Afterward, we had a quick lunch and then headed to the OR. (Just a word about Vietnamese people: they are small. Dr. Call and I are both well over 6 feet. They wanted us to wear these sandals everywhere in the hospital, but only had a size 8 or smaller. Needless to say we walked pretty funny trying to keep those things on. Thankfully we brought our own scrubs.)


They had just one OR running for the two of us. Again, it was similar to our clinic experience: lots of people milling around who may or may not need to be there, all standing one inch away from you wanting to see what you are doing. They had two beds, one next to the anesthesia machine, the other solo. A few patients were brought in and laid down and the pandemonium started. 20 voices all shouting at each other in Vietnamese, people crisscrossing everywhere, doctors smacking nurses backs when they didn’t listen, the same nurses laughing at each other for getting smacked. In the US you’d be appalled at how unorganized it all seemed, but here you just couldn’t help but smile and see it as and adventure.

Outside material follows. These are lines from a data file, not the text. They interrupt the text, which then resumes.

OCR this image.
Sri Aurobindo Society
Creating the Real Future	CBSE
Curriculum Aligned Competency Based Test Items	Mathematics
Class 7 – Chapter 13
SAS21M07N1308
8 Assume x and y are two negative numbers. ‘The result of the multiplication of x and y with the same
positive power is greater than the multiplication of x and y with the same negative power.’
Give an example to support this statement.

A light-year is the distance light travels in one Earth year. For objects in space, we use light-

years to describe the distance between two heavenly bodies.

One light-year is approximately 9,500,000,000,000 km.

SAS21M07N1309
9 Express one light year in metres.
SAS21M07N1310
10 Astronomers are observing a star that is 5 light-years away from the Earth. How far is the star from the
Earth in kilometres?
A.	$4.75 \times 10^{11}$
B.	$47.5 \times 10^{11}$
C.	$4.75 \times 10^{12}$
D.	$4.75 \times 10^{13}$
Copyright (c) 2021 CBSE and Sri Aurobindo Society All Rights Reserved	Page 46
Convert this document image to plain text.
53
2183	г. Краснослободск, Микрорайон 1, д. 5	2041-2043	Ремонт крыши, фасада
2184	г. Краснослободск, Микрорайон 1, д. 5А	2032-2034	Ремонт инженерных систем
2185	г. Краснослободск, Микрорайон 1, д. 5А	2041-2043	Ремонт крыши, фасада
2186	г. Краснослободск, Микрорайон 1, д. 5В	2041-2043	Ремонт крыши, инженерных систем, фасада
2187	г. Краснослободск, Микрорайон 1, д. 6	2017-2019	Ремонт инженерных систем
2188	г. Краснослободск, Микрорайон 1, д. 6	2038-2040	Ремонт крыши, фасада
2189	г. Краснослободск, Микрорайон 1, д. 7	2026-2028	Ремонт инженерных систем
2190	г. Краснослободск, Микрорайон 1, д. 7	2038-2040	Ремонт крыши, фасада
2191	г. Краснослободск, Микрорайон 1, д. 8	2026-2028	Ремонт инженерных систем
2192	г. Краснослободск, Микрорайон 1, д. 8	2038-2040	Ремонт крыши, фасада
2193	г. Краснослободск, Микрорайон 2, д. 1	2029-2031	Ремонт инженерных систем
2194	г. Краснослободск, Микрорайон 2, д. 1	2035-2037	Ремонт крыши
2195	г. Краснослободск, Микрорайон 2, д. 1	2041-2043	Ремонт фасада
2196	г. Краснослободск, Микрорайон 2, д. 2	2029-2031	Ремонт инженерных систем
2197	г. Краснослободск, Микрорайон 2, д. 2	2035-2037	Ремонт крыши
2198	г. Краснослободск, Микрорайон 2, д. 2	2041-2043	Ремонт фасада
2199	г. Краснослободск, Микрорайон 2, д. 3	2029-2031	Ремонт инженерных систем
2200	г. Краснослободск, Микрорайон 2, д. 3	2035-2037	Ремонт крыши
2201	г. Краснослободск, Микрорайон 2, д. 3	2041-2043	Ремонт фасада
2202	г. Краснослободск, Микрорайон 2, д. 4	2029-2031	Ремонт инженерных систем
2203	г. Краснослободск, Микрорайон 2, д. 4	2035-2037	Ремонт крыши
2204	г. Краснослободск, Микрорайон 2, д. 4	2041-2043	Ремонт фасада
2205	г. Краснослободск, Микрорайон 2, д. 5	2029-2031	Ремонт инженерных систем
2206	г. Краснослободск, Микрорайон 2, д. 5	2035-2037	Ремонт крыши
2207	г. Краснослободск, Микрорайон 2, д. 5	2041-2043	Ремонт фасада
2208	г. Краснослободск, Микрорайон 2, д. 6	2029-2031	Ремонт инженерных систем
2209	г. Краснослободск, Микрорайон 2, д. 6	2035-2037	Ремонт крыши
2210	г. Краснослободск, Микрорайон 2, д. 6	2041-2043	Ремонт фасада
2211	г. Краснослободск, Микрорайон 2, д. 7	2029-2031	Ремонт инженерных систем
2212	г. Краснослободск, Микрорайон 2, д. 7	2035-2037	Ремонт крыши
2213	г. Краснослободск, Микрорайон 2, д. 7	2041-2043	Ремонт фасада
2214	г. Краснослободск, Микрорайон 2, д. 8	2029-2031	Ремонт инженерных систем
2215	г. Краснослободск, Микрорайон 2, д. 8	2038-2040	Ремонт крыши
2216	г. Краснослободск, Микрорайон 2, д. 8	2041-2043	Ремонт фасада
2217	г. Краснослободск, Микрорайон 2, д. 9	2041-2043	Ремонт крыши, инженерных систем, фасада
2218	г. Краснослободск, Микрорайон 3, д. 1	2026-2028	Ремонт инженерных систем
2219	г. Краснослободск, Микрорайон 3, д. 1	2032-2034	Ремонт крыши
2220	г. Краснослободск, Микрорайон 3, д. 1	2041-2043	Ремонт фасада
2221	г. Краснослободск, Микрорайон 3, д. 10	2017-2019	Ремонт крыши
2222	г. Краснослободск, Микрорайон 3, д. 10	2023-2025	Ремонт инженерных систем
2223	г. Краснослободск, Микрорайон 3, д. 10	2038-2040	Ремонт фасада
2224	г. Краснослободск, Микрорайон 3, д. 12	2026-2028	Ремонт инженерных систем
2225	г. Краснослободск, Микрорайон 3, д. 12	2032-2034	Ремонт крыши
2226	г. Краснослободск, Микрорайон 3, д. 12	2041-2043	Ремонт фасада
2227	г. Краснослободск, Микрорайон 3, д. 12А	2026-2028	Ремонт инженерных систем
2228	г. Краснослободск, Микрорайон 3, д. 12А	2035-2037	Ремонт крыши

We proceeded to start cranking out surgery after surgery. We had a few kids wake up during their cases, people showing up in the room with scrubs asking if they could be added on, people answering their cell phones and talking while leaning way to far into the surgical field. One guy decided he wanted video of the ptosis surgery I was doing, so he whips out his iPhone and holds it 6 inches from the girls face the entire case. It never dawned on him that this might bother me, so I didn’t let it. We got through fifteen cases that afternoon, which was amazing considering what we had to work with. However, you can really motor when you don’t have to dictate, chart orders, or even change your gown. We no sooner finished one surgery before they had the bed ready for the next patient. It ended up being quite efficient.